Setelah nostalgia, giliran Float yang membakar malam. Band pop-rock yang lahir dari skena indie ini menghadirkan energi baru dengan ‘Time’, ‘I.H.I’, ‘No Dream Land’, ‘Emily’, hingga ‘Sementara’.

Suara khas Hotma “Meng” Roni Simamora berpadu dengan permainan David Q Lintang (gitar), Timur Segara (drum), dan Binsar Tobing (bass), membuat penonton ikut bernyanyi dalam euforia. Float seakan membuka jalur menuju klimaks festival malam itu.

Momen paling ditunggu datang saat Efek Rumah Kaca (ERK) naik ke panggung. Sebagai band indie papan atas, kehadiran mereka memang jadi magnet utama.
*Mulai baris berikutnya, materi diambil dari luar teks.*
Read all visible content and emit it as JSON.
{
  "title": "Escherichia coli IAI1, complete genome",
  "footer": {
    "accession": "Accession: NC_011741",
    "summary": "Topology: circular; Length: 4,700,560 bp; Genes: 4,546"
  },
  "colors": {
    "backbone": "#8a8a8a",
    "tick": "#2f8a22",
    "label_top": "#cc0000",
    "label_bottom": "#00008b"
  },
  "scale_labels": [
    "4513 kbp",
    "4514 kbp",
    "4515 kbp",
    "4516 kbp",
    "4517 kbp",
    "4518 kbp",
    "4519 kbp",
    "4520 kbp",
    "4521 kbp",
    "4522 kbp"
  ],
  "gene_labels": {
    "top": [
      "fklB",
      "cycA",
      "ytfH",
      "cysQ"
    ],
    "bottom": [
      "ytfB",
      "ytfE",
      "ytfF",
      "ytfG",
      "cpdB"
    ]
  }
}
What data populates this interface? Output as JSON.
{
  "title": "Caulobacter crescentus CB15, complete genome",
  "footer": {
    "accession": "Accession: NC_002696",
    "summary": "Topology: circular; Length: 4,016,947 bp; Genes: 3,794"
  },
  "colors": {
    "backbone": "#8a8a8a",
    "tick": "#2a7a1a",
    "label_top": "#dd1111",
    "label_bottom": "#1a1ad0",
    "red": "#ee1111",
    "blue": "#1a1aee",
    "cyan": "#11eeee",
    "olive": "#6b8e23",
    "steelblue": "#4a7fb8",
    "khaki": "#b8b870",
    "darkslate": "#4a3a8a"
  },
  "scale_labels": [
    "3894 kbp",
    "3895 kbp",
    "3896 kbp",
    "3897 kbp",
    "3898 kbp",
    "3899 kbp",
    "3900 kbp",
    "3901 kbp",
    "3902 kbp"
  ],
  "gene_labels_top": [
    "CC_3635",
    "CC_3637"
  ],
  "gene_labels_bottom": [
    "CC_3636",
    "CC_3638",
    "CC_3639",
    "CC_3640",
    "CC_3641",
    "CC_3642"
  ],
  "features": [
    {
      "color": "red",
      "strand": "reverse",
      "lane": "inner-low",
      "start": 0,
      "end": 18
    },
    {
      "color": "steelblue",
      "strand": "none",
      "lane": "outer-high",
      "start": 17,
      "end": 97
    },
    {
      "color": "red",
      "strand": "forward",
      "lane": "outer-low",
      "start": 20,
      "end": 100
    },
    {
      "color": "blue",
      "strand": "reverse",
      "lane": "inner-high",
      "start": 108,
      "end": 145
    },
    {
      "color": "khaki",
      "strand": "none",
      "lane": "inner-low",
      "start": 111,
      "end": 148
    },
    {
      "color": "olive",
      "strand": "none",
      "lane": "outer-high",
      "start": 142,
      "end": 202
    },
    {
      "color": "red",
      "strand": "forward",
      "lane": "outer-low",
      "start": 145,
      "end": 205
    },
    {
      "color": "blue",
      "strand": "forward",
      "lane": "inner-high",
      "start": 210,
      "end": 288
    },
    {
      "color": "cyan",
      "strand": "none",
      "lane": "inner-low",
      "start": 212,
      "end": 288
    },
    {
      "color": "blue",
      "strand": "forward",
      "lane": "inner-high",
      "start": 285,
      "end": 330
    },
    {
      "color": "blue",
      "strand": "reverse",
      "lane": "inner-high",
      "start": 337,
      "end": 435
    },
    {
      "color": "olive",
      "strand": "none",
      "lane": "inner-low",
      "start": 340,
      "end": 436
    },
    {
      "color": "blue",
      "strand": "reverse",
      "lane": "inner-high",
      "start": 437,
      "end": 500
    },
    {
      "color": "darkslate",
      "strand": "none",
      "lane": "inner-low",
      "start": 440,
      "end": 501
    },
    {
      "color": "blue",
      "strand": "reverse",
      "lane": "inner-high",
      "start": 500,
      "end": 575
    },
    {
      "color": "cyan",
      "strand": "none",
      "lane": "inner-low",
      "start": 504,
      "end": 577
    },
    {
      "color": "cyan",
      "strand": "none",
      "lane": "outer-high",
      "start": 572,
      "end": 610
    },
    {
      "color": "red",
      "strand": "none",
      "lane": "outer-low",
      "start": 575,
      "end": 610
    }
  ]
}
Mereka membuka dengan Kamar Gelap, lalu mengalir ke ‘Rahim Ibu, ‘Putih, ‘Lagu Kesepian’, hingga ‘Desember’. Setiap lagu seolah membawa penonton ke dimensi lain—penuh noise, pop, rock, sedikit blues, dan bahkan aroma jazz.

Penampilan ditutup dengan ‘Cinta Melulu’, lagu ikonik ERK yang langsung dijawab sing-along ribuan orang. Seakan tak ada yang ingin malam itu berakhir.
Solo City Jazz 2025 menunjukkan bahwa jazz bukan sekadar genre, melainkan ekosistem musik yang lentur—mampu berdialog dengan pop, rock, blues, hingga indie. Dari generasi senior seperti Margie Segers hingga generasi muda seperti Aditya Ong, semua berpadu dalam satu ruang, satu panggung, satu kota.
“Solo semakin jazzy. Semoga ini jadi energi yang terus mengalir, bukan hanya untuk musik, tapi juga kehidupan warganya,” ujar penyelenggara di akhir acara.
Dan benar saja, jazz malam itu tak hanya terdengar di panggung. Ia ikut bersemayam di hati penonton, mengalir dalam udara Solo, dan meninggalkan jejak memori yang akan terus dikenang.
Sampai jumpa di Solo City Jazz 2026—dengan harmoni baru, rasa baru, dan warna baru.